I'm thinking about cutting back to 3 litters per year per doe (roughly).....and giving them more time "off" in between litters...but I'm debating on the pros and cons of this.....

So I thought I'd ask y'all what you do?



Peg


----------



## Berlena (Mar 6, 2006)

I guess I never think about how many litters I want per doe. I just either breed for Convention/Nationals or if I want a certain cross. So my does have varying times between breeding. Some are re-bred when they wean their kits some are re-bred when their kits are 3 weeks old.... depends on what I need at the time.


----------



## SunnieBunnie Rabbitry (Mar 6, 2006)

(Hi Berlena!! Welcome to the forum!:bunnydance

On average, I get 4 litters per year, per doe. Like Berlena, sometimes I breed for and around specific dates - Mini Rex Nationals are at the end of April, so I've got all my litters due within the next couple weeks so that I will not have any babies in the nestbox when I'm gone.

Normally, I rebreed my does when thier litter is 6-8 weeks old... but this month they'll have an "extended" break - I'll breed them the week before Nationals so I'll have pregnant rabbits (no newborns), and then I can palpate when I get back and rebreed if necessary.





 Who ever thought breeding rabbits would take soo much work & planning...

.







ILOVE what I do!


----------



## Berlena (Mar 6, 2006)

*SunnieBunnie Rabbitry wrote: *


> (Hi Berlena!! Welcome to the forum!:bunnydance





> Hi Sunnie! Thanks for the welcome.  Thats the part I love about rabbits.....is the planning.....deciding who to breed to who...etc. I love keeping records too lol. I keep records on everything!


----------



## joanster (Mar 6, 2006)

I am so glad someone asked this. My himi doe has only two surviving kits from her first litter. I was hoping to rebreed her. However, some have said to only breed your does once a year... Anyone else hear this?


----------



## Berlena (Mar 6, 2006)

*joanster wrote: *


> I am so glad someone asked this. My himi doe has only two surviving kits from her first litter. I was hoping to rebreed her. However, some have said to only breed your does once a year... Anyone else hear this?
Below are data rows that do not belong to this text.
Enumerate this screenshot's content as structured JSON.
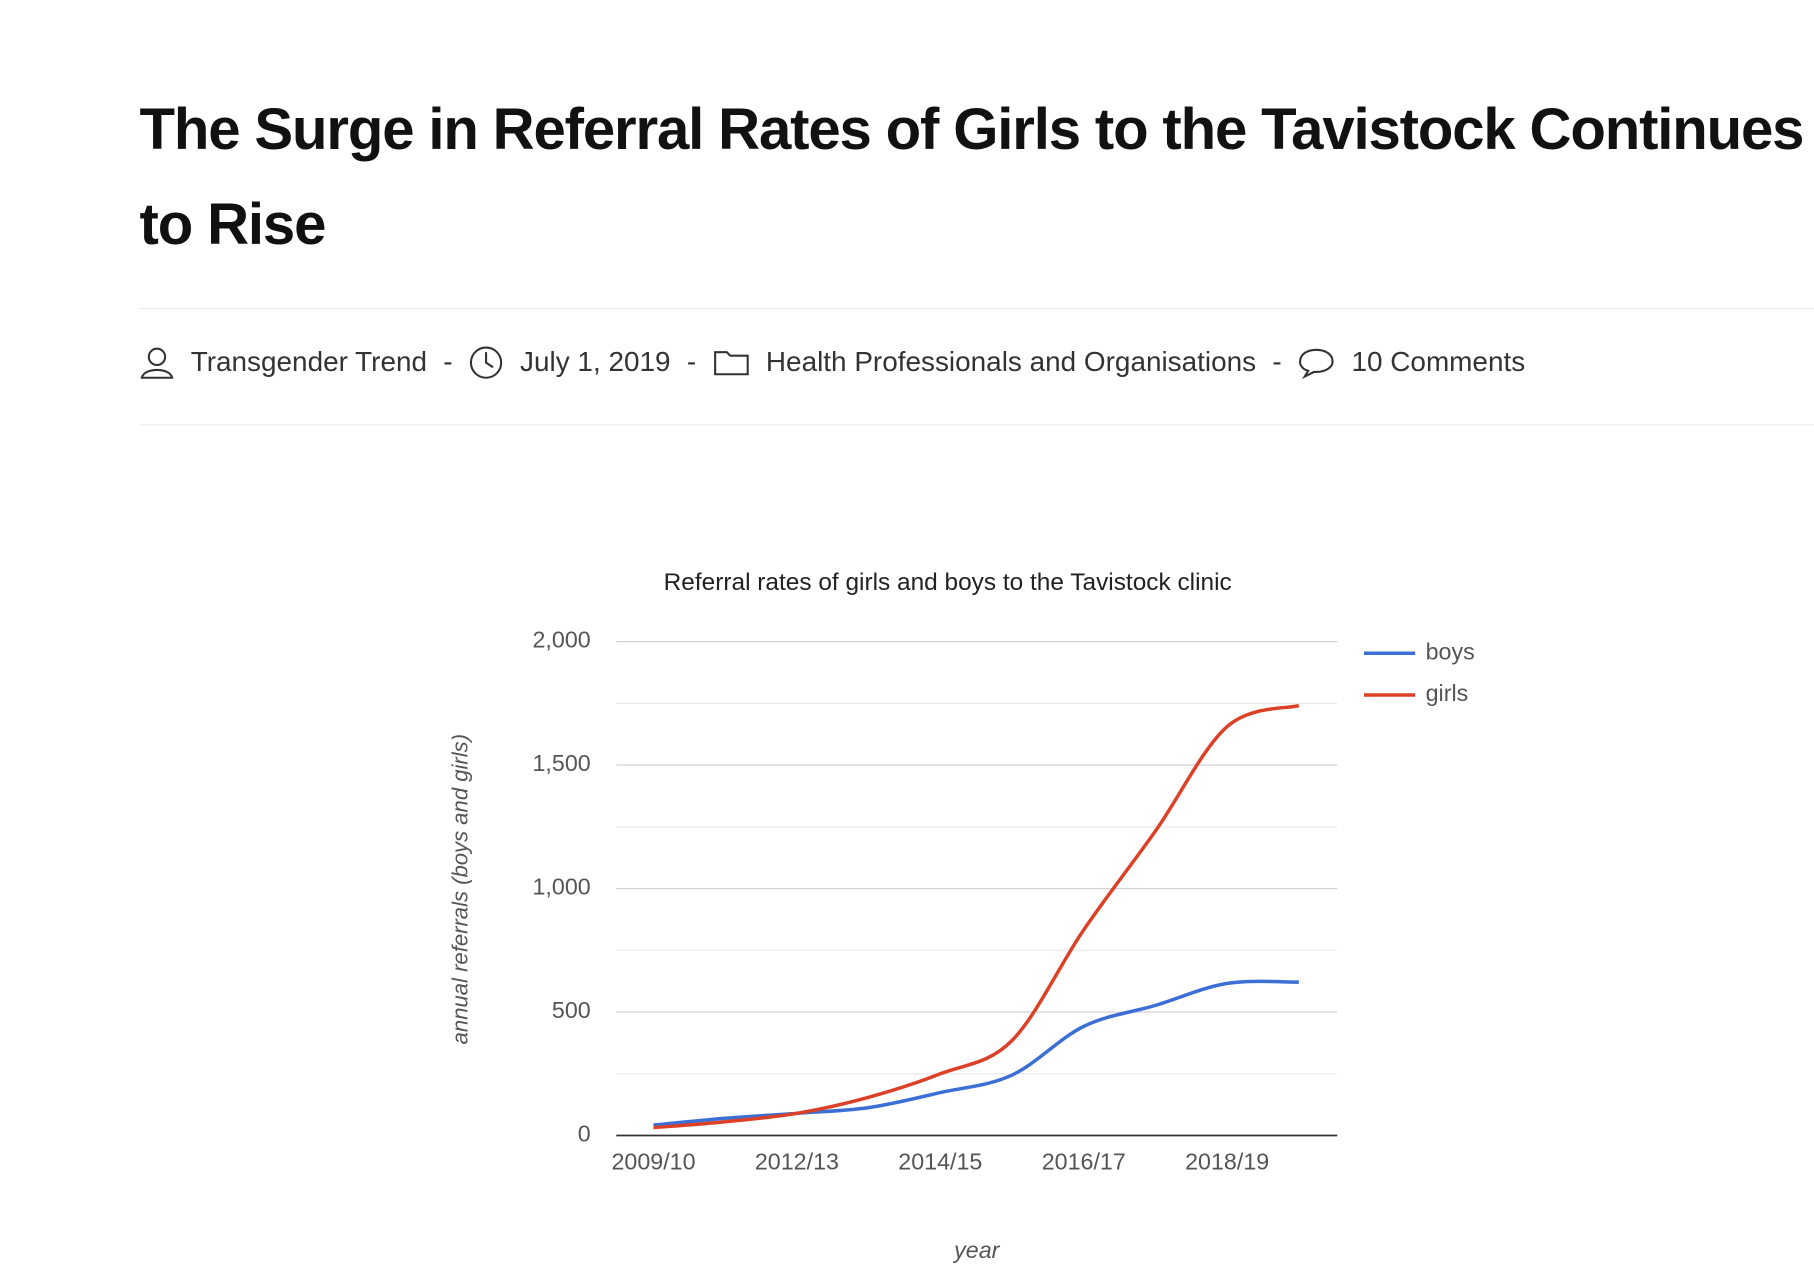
{
  "header": {
    "title": "The Surge in Referral Rates of Girls to the Tavistock Continues to Rise"
  },
  "meta": {
    "author": "Transgender Trend",
    "date": "July 1, 2019",
    "category": "Health Professionals and Organisations",
    "comments": "10 Comments",
    "separator": "-"
  },
  "chart_data": {
    "type": "line",
    "title": "Referral rates of girls and boys to the Tavistock clinic",
    "x_label": "year",
    "y_label": "annual referrals (boys and girls)",
    "categories": [
      "2009/10",
      null,
      "2012/13",
      null,
      "2014/15",
      null,
      "2016/17",
      null,
      "2018/19",
      null
    ],
    "series": [
      {
        "name": "boys",
        "color": "#3c6fd6",
        "values": [
          42,
          70,
          90,
          113,
          174,
          245,
          442,
          527,
          616,
          621
        ]
      },
      {
        "name": "girls",
        "color": "#dc4127",
        "values": [
          32,
          56,
          90,
          155,
          250,
          385,
          833,
          1233,
          1656,
          1741
        ]
      }
    ],
    "ylim": [
      0,
      2000
    ],
    "yticks": [
      0,
      500,
      {
        "value": 1000,
        "label": "1,000"
      },
      {
        "value": 1500,
        "label": "1,500"
      },
      {
        "value": 2000,
        "label": "2,000"
      }
    ],
    "minor_yticks": [
      250,
      750,
      1250,
      1750
    ],
    "grid": true,
    "smooth": true,
    "legend": "right"
  }
}
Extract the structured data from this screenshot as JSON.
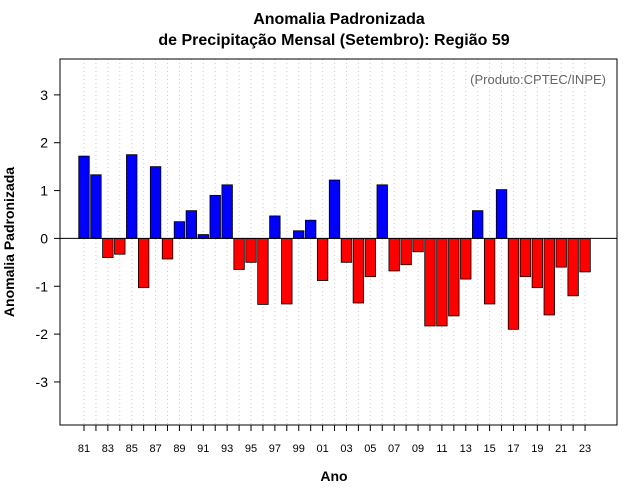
{
  "chart_data": {
    "type": "bar",
    "title": "Anomalia Padronizada",
    "subtitle": "de Precipitação Mensal (Setembro): Região 59",
    "xlabel": "Ano",
    "ylabel": "Anomalia Padronizada",
    "annotation": "(Produto:CPTEC/INPE)",
    "ylim": [
      -3.9,
      3.75
    ],
    "yticks": [
      -3,
      -2,
      -1,
      0,
      1,
      2,
      3
    ],
    "xtick_labels": [
      "81",
      "83",
      "85",
      "87",
      "89",
      "91",
      "93",
      "95",
      "97",
      "99",
      "01",
      "03",
      "05",
      "07",
      "09",
      "11",
      "13",
      "15",
      "17",
      "19",
      "21",
      "23"
    ],
    "categories": [
      "81",
      "82",
      "83",
      "84",
      "85",
      "86",
      "87",
      "88",
      "89",
      "90",
      "91",
      "92",
      "93",
      "94",
      "95",
      "96",
      "97",
      "98",
      "99",
      "00",
      "01",
      "02",
      "03",
      "04",
      "05",
      "06",
      "07",
      "08",
      "09",
      "10",
      "11",
      "12",
      "13",
      "14",
      "15",
      "16",
      "17",
      "18",
      "19",
      "20",
      "21",
      "22",
      "23"
    ],
    "values": [
      1.72,
      1.33,
      -0.4,
      -0.33,
      1.75,
      -1.03,
      1.5,
      -0.43,
      0.35,
      0.58,
      0.08,
      0.9,
      1.12,
      -0.65,
      -0.5,
      -1.38,
      0.47,
      -1.37,
      0.16,
      0.38,
      -0.88,
      1.22,
      -0.5,
      -1.35,
      -0.8,
      1.12,
      -0.68,
      -0.55,
      -0.28,
      -1.83,
      -1.83,
      -1.62,
      -0.85,
      0.58,
      -1.37,
      1.02,
      -1.9,
      -0.8,
      -1.03,
      -1.6,
      -0.6,
      -1.2,
      -0.7
    ],
    "positive_color": "#0000ff",
    "negative_color": "#ff0000",
    "grid": true
  }
}
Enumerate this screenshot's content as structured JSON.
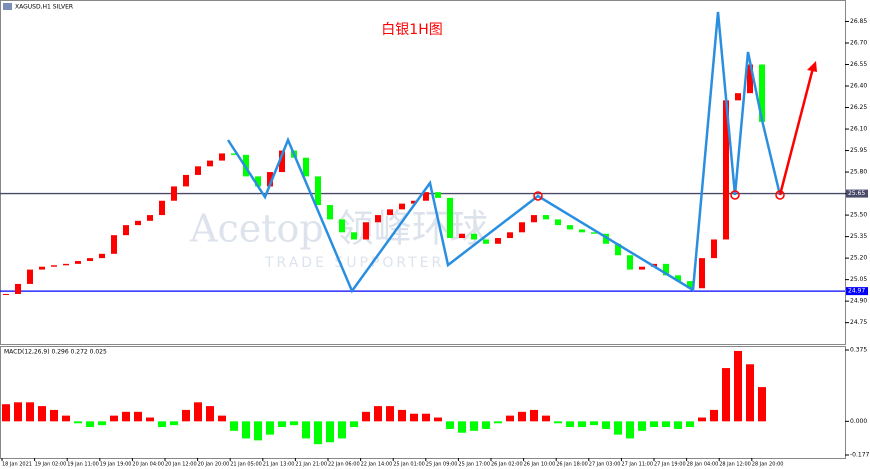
{
  "chart_data": {
    "type": "candlestick",
    "title": "白银1H图",
    "symbol": "XAGUSD,H1  SILVER",
    "watermark": [
      "Acetop 领峰环球",
      "TRADE SUPPORTER"
    ],
    "colors": {
      "up": "#ff0000",
      "down": "#00ff00"
    },
    "x_labels": [
      "18 Jan 2021",
      "19 Jan 02:00",
      "19 Jan 11:00",
      "19 Jan 19:00",
      "20 Jan 04:00",
      "20 Jan 12:00",
      "20 Jan 20:00",
      "21 Jan 05:00",
      "21 Jan 13:00",
      "21 Jan 21:00",
      "22 Jan 06:00",
      "22 Jan 14:00",
      "25 Jan 01:00",
      "25 Jan 09:00",
      "25 Jan 17:00",
      "26 Jan 02:00",
      "26 Jan 10:00",
      "26 Jan 18:00",
      "27 Jan 03:00",
      "27 Jan 11:00",
      "27 Jan 19:00",
      "28 Jan 04:00",
      "28 Jan 12:00",
      "28 Jan 20:00"
    ],
    "closes": [
      24.95,
      25.02,
      25.12,
      25.14,
      25.15,
      25.16,
      25.18,
      25.2,
      25.23,
      25.36,
      25.43,
      25.46,
      25.5,
      25.6,
      25.7,
      25.78,
      25.84,
      25.88,
      25.93,
      25.92,
      25.77,
      25.7,
      25.8,
      25.95,
      25.9,
      25.77,
      25.57,
      25.47,
      25.38,
      25.33,
      25.45,
      25.5,
      25.54,
      25.58,
      25.6,
      25.66,
      25.62,
      25.34,
      25.37,
      25.33,
      25.3,
      25.34,
      25.38,
      25.45,
      25.5,
      25.47,
      25.43,
      25.4,
      25.38,
      25.37,
      25.3,
      25.22,
      25.12,
      25.14,
      25.16,
      25.08,
      25.04,
      24.99,
      25.2,
      25.33,
      26.3,
      26.35,
      26.55,
      26.15
    ],
    "ylim": [
      24.65,
      26.93
    ],
    "yticks": [
      24.75,
      {
        "value": 24.9,
        "label": "24.90"
      },
      25.05,
      {
        "value": 25.2,
        "label": "25.20"
      },
      25.35,
      {
        "value": 25.5,
        "label": "25.50"
      },
      25.65,
      {
        "value": 25.8,
        "label": "25.80"
      },
      25.95,
      {
        "value": 26.1,
        "label": "26.10"
      },
      26.25,
      {
        "value": 26.4,
        "label": "26.40"
      },
      26.55,
      {
        "value": 26.7,
        "label": "26.70"
      },
      26.85
    ],
    "hlines": [
      {
        "value": 24.97,
        "color": "#0000ff"
      },
      {
        "value": 25.65,
        "color": "#4a4a6a"
      }
    ],
    "macd": {
      "label": "MACD(12,26,9) 0.296 0.272 0.025",
      "values": [
        0.09,
        0.1,
        0.1,
        0.08,
        0.06,
        0.03,
        -0.01,
        -0.03,
        -0.02,
        0.03,
        0.05,
        0.05,
        0.02,
        -0.03,
        -0.02,
        0.06,
        0.1,
        0.08,
        0.03,
        -0.05,
        -0.09,
        -0.1,
        -0.07,
        -0.03,
        -0.02,
        -0.09,
        -0.12,
        -0.11,
        -0.09,
        -0.03,
        0.05,
        0.08,
        0.08,
        0.06,
        0.04,
        0.04,
        0.02,
        -0.04,
        -0.06,
        -0.05,
        -0.04,
        -0.01,
        0.03,
        0.05,
        0.06,
        0.03,
        -0.01,
        -0.03,
        -0.03,
        -0.02,
        -0.04,
        -0.07,
        -0.09,
        -0.05,
        -0.03,
        -0.03,
        -0.04,
        -0.03,
        0.02,
        0.06,
        0.28,
        0.37,
        0.3,
        0.18
      ],
      "ylim": [
        -0.177,
        0.375
      ],
      "yticks": [
        0.375,
        {
          "value": 0,
          "label": "0.000"
        },
        -0.177
      ]
    }
  }
}
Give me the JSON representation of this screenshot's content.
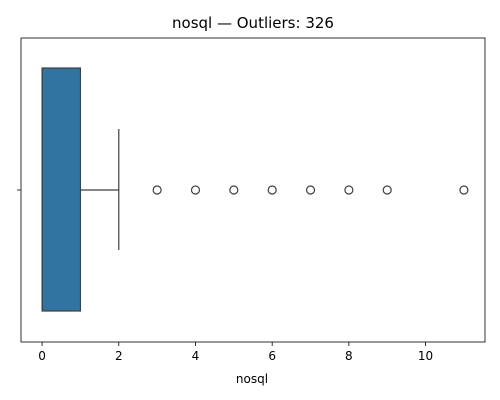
{
  "chart_data": {
    "type": "box",
    "title": "nosql — Outliers: 326",
    "xlabel": "nosql",
    "ylabel": "",
    "orientation": "horizontal",
    "xlim": [
      -0.55,
      11.55
    ],
    "xticks": [
      0,
      2,
      4,
      6,
      8,
      10
    ],
    "grid": false,
    "box": {
      "min": 0,
      "q1": 0,
      "median": 0,
      "q3": 1,
      "whisker_low": 0,
      "whisker_high": 2,
      "outliers": [
        3,
        4,
        5,
        6,
        7,
        8,
        9,
        11
      ],
      "outlier_count": 326
    },
    "colors": {
      "box_fill": "#3274a1",
      "line": "#3f3f3f",
      "outlier_edge": "#3f3f3f",
      "background": "#ffffff"
    }
  }
}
If you want to keep your does productive you would need to breed more than once a year. Re-breed as soon as your kits are weaned or even before they are weaned. She will be fine as long as she is on a good feeding program and has fresh water at all times.


----------



## Bramble Briar86 (Mar 16, 2006)

I breed once in late february early march if i can for 4-H show season and then once again in late summer/early fall so that i can improve off of what i showed.

Ellie


----------